Euronext has a similar story to tell. “We are seeing strong demand from the Institutional client base. Banks and LPs are also using us to engage clients whom they would normally not have direct access to. Our business in the Asia region has become much more focused on those clients who are looking for low latency and efficient pricing. To follow on from this, clients are also looking for more bespoke solutions to connectivity and liquidity. Instead of doing the heavy lifting around infrastructure many clients are using Euronext FX to assist with this service and using us as a bridge for their relationships,” says Euronext’s Beacroft.

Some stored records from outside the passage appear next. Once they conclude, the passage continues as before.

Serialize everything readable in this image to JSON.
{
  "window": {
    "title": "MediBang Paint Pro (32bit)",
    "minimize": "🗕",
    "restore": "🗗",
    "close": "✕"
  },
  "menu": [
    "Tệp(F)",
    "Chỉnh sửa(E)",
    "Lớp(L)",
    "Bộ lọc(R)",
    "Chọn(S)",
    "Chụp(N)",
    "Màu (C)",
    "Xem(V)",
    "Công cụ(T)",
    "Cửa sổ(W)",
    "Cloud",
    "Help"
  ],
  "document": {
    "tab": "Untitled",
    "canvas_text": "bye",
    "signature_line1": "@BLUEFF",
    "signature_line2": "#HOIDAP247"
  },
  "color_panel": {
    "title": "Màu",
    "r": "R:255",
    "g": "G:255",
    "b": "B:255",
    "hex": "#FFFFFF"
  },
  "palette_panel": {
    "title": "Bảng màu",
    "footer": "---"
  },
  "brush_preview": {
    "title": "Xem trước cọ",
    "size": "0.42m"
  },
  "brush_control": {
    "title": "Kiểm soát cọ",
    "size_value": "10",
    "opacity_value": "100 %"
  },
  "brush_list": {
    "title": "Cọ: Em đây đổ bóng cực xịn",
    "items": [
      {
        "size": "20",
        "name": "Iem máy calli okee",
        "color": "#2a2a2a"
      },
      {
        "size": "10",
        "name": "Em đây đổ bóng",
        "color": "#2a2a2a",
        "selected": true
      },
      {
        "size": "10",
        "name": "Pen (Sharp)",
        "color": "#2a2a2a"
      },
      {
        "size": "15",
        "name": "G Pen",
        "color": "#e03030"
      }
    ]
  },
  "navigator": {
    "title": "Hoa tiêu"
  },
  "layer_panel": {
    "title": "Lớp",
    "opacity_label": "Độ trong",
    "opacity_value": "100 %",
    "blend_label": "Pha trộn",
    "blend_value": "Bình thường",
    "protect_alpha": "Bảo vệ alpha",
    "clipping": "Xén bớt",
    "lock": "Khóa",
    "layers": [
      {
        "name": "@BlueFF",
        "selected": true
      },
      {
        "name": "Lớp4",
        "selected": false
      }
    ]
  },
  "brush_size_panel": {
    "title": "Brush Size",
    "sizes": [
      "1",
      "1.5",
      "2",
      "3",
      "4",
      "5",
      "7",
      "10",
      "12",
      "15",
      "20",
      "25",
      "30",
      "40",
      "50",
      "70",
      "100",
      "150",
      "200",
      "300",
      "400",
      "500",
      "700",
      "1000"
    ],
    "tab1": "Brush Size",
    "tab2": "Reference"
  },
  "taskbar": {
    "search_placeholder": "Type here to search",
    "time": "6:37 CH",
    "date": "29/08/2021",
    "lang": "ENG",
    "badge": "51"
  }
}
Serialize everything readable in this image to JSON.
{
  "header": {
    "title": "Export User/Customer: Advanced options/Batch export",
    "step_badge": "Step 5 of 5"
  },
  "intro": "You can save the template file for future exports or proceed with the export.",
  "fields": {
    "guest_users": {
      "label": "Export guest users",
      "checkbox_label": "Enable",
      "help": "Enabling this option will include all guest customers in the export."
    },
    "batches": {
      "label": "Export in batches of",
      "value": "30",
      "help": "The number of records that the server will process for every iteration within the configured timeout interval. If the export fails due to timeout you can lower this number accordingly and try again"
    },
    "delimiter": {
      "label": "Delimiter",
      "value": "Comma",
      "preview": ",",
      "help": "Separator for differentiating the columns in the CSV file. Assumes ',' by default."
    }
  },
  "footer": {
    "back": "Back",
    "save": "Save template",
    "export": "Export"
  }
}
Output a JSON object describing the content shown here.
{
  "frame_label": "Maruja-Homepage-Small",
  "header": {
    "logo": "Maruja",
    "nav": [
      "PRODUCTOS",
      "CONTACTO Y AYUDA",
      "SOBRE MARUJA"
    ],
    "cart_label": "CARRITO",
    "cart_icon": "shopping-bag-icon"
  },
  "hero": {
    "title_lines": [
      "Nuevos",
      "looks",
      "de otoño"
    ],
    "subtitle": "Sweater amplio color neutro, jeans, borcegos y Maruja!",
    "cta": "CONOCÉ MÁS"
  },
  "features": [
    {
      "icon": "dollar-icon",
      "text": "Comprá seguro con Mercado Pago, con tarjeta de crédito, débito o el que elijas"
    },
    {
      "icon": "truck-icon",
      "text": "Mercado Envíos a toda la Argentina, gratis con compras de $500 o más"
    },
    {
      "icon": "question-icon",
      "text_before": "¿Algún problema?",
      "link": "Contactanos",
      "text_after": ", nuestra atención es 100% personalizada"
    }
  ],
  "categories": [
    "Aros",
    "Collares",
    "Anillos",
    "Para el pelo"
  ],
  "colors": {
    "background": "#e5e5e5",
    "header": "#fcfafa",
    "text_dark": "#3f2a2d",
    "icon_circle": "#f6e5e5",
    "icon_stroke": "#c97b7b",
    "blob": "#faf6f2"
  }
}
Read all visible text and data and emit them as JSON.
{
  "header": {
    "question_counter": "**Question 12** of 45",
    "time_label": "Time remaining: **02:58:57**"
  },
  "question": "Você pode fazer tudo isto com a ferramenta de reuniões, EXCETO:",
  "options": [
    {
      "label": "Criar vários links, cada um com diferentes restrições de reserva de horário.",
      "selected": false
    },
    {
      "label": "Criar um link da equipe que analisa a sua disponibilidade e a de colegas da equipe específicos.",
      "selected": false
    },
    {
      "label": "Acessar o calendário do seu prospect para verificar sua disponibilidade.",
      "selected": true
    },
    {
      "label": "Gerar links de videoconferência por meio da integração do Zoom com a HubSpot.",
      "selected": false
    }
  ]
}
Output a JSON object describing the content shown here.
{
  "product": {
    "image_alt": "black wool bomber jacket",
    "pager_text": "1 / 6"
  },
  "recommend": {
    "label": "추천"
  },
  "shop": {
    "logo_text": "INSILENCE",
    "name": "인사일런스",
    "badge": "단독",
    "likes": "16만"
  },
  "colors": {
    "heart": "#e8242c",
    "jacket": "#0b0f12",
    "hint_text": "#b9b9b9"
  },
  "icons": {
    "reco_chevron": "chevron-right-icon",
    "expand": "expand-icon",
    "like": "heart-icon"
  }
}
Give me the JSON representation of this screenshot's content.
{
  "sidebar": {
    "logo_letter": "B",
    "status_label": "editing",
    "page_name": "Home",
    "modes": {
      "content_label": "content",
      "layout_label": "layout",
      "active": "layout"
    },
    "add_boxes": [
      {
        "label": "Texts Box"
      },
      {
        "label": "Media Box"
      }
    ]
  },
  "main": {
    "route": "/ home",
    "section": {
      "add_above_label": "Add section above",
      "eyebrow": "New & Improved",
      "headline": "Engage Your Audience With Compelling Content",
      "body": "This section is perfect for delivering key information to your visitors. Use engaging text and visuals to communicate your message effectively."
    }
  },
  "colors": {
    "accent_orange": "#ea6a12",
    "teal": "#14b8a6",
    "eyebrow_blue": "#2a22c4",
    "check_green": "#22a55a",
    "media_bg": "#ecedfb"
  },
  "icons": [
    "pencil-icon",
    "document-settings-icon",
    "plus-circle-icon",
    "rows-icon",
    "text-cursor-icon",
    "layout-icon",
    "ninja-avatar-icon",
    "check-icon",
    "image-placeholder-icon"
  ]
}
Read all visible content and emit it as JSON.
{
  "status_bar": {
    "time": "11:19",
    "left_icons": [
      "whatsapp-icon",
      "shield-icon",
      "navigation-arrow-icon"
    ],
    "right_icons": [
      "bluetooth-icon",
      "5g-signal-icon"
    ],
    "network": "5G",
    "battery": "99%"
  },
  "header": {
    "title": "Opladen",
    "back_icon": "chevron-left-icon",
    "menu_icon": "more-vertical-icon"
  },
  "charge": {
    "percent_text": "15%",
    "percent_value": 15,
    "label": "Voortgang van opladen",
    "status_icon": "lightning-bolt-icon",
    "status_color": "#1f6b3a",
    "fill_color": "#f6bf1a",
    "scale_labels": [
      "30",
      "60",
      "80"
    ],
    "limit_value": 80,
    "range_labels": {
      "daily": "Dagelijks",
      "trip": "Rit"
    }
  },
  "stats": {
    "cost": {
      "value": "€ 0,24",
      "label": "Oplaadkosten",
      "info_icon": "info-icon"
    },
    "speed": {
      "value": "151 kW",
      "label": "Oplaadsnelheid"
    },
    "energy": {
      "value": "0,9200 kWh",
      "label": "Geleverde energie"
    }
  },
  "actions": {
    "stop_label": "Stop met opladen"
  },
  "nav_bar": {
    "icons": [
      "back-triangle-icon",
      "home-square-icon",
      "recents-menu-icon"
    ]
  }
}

Digital currencies have been a hot topic globally and that is no different in Singapore. The country is fast becoming a crypto trading hub, with many of the major crypto exchanges setting up offices in Singapore, as well as OTC providers such as Cumberland, OSL and QCP. The Singapore central bank is known to be open to adopting blockchain, and also allowing Crypto Exchanges to setup and do their business in Singapore.
“The demand from institutions are definitely increasing, and DBS is one of the first to respond by setting up their own Digital Asset Exchange, to answer to the demand,” says Spark Systems’ Wang.
From a regulatory perspective, Singapore has taken a proactive approach to cryptocurrencies by introducing the Payment Services Act 2019 (PS Act). Among other things, the PS Act will regulate intermediaries dealing with certain cryptocurrencies, with a particular focus on consumer protection and anti-money laundering. Once it comes into force, it will also provide a stable regulatory licensing and operating framework for cryptocurrency entities, such as cryptocurrency exchanges. “Through Project Ubin, we had the opportunity to collaborate with other central banks, financial institutions and technology firms,” says a spokesperson for MAS. For example, MAS collaborated with the Bank of Canada for one of the phases of the project to demonstrate that cross border, cross currency payment using wholesale CBDC could be achieved without a common platform.
“We concluded Project Ubin in 2020 having successfully demonstrated that multi-currency payment and settlement across borders could be achieved in real time and at lower risks and costs,” the spokesperson says.
Since then the industry has moved forward to build upon the success of Project Ubin towards commercial adoption. For example, DBS Bank, JP Morgan and Temasek recently announced the launch of Partior, a joint venture company to create a new blockchain-based platform for payments, trade and foreign exchange settlement, using digitised commercial bank money.
“As this digital currency has gained momentum, Singapore has emerged as a key hub in Asia with its welcoming attitude towards emerging technologies such as cryptocurrencies and blockchain. The Singapore government has reinforced this perception through its willingness to experiment, with the Monetary Authority of Singapore (MAS) exploring the use of distributed ledger technology for clearing and settling payments and securities, since late 2016,” says Ravinder Kaur.
MAS continues to collaborate with the industry and other central banks on potential applications of wholesale CBDC. For example, it is collaborating with the Bank for International Settlements Innovation Hub and the central banking community to design, develop and test new multi-CBDC models for cross-border settlement. Project Dunbar will explore how different multi-lateral settlement platforms could be designed to link up with each other.
“To encourage and facilitate open collaboration, we will be publishing our learnings through iterative and periodic publications that is intended to drive discussion and engagement. The first of a series of blog posts was published in April, on the topic of “Multi-CBDCs: Designing a digital currency stack for governability”,” says the MAS spokesperson.